1812 Felling Colliery

25/05/1812 - Felling Colliery - Explosion / Coal Dust Explosion, Methane Explosion

An Account of the Accident, and of the Recovery of the Bodies of the Sufferers.

About half past eleven o’clock on the morning of the 25th May, 1812, the neighbouring villages were alarmed by a tremendous explosion in this colliery. The subterraneous fire broke forth with two heavy discharges from the John Pit, which were, almost instantaneously, followed by one from the William Pit. A slight trembling, as from an earthquake, was felt for about half a mile around the workings; and the noise of the explosion, though dull, was heard to three or four miles distance, and much resembled an unsteady fire of infantry. Immense quantities of dust and small coal accompanied these blasts, and rose high into the air, in the form of an inverted cone.
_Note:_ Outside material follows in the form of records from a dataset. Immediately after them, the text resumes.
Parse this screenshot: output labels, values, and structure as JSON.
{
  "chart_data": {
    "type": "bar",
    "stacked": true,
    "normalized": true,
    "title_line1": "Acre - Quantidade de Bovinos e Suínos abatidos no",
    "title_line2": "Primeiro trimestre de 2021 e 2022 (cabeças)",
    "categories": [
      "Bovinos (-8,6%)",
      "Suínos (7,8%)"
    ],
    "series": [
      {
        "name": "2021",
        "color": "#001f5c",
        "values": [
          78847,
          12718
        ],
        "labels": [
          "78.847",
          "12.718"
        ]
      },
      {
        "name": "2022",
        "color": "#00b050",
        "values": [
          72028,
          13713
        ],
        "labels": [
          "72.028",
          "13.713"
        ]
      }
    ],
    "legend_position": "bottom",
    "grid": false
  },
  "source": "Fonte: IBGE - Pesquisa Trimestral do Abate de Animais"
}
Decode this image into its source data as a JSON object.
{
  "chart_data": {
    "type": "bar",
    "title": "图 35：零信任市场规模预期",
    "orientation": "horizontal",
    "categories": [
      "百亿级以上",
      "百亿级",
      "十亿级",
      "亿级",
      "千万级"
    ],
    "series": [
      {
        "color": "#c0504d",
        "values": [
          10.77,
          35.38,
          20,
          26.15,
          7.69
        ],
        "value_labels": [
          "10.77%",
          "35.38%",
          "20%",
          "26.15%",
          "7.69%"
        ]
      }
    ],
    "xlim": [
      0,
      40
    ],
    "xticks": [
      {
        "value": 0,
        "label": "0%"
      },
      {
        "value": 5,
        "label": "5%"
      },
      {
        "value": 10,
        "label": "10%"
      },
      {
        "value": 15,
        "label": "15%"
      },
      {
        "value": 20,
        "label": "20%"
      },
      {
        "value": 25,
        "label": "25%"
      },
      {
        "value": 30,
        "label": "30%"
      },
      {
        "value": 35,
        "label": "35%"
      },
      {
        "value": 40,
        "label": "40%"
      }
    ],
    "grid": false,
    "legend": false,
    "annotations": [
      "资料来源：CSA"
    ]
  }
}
The heaviest part of the ejected matter, such as corves, pieces of wood, and small coal, fell near the pits; but the dust, borne away by a strong west wind, fell in a continued shower from the pit to the distance of a mile and a half.

In the village of Heworth, it caused a darkness like that of early twilight, and covered the roads so thickly, that the footsteps of passengers were strongly imprinted in it. The heads of both the shaft-frames were blown off, their sides set on fire, and their pullies shattered in pieces; but the pullies of the John Pit gin, being on a crane not within the influence of the blast, were fortunately preserved. The coal dust, ejected from the William Pit into the drift or horizontal parts of the tube, was about three inches thick, and soon burnt to a light cinder. Pieces of burning coal, driven off the solid stratum of the mine, were also blown up this shaft.

As soon as the explosion was heard, the wives and children of the workmen ran to the working-pit. Wildness and terror were pictured in every countenance. The crowd from all sides soon collected to the number of several hundreds, some crying out for a husband, others for a parent or a son, and all deeply affected with an admixture of horror, anxiety, and grief. The machine being rendered useless by the eruption, the rope of the gin was sent down the pit with all expedition. In the absence of horses, a number of men, whom the w.sh to be instrumental in rescuing their neighbours from their perilous situation, seemed to supply with strength proportionate to the urgency of the occasion, put their shoulders to the starts or shafts of the gin, and wrought it with astonishing expedition.

By twelve o’clock, 33 persons, all that survived this dreadful calamity, were brought to day-light. The dead bodies of two boys, numbers one and four, who were miserably scorched and shattered, were also brought up at this time: three boys, viz. numbers two, three and five, out of the 33 who escaped alive, died within a few hours after the accident. Only thirty persons were, therefore, left to relate what they observed of the appearances and effects of this subterraneous thundering. One hundred and twenty-two were in the mine when it happened, and eighty seven remained in the workings. One overman, two wastemen, two deputies, one headsman or putter, (who had a violent toothache) and two masons, in all eight persons, came up at different intervals, a short time before the explosion.

This accident claimed the lives of 92 people.